Although rates rose through most of the month, preference for “safe-haven” assets following discovery of the omicron variant pushed rates lower by 11bps and 16bps for 10-year and 30-year Treasuries, respectively. Source: Fiducient Advisors.

Policy Update

Political gridlock eased slightly in November, with the House passing the $1 trillion infrastructure bill (the ‘Infrastructure Investment and Jobs Act’) on Friday, November 5. The House vote (228-206) largely followed party lines, though the final vote was crucially aided by the support of 13 House Republicans. With the Senate having already approved the measure in August (on a rarely bipartisan basis, 69-30), the bill went to President Biden’s desk and was signed into law on Monday, November 15. While the final infrastructure bill was scaled back from earlier proposals to garner adequate support, the bill ultimately provides $550 billion in new federal spending for roads, bridges and highways, broadband access and the utility grid.
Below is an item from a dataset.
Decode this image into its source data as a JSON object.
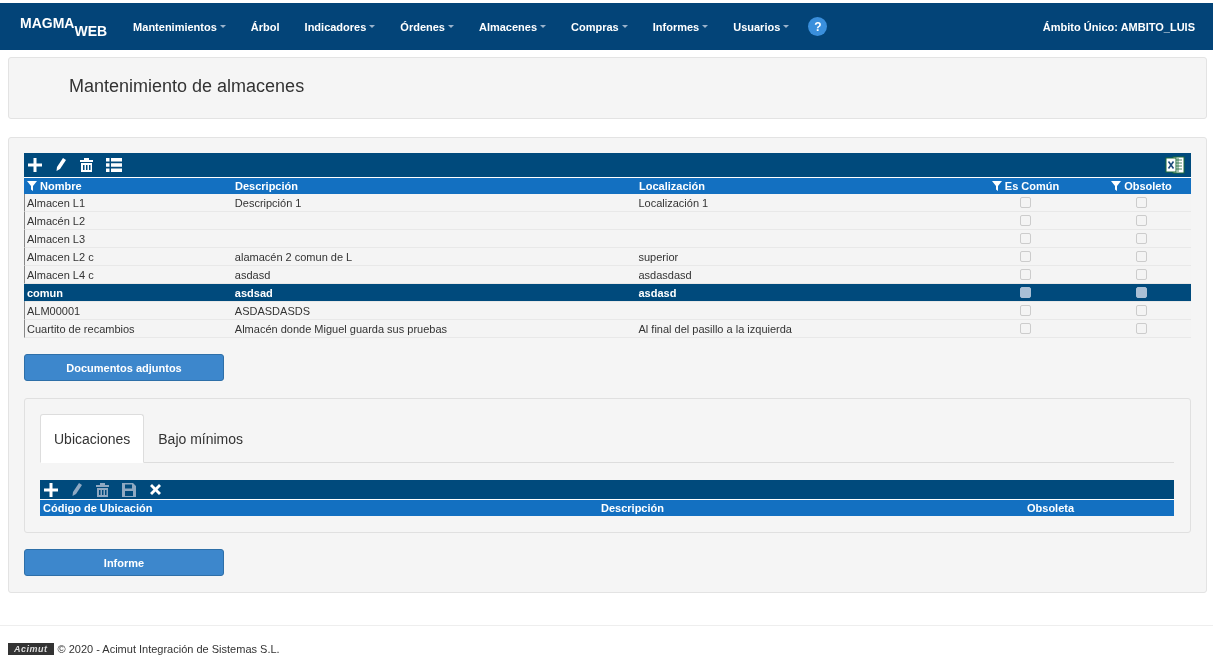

The House then passed the roughly $2 trillion Build Back Better bill on Friday, November 19. The final vote (220-213) passed along strict party lines, with only one Democrat dissenting. Attention now turns to the Senate, which will consider the bill over the coming weeks. Amid an evenly divided Senate (50-50) and with the expectation of no Republican support, centrists Joe Manchin (D-West Virginia) and Kyrsten Sinema (D-Arizona) will wield considerable power in upcoming negotiations; passing the bill using a process called ‘reconciliation’ will ultimately require unanimous Democratic support (50 votes). Senate Majority Leader Charles Schumer (D-N.Y.) cited a goal of the Senate passing the bill prior to Christmas, though that timeline may be in question.


Despite this pause in the markets in November, the economy remains on solid footing. Consumer health remains favorable as does the corporate environment. But concerns about the Omicron variant, stubbornly high inflation and the Federal Reserve’s tapering is clearly at the forefront of investors’ thoughts. These recent developments have added a layer of uncertainty and could contribute to additional market volatility as we close out the year. It will be important to remember that, in a historical context, volatility is a normal occurrence and often creates investment opportunities. We believe diversified portfolios tied to long-term strategic investment goals should put investors in the best position to capture opportunities amid a variety of economic outcomes.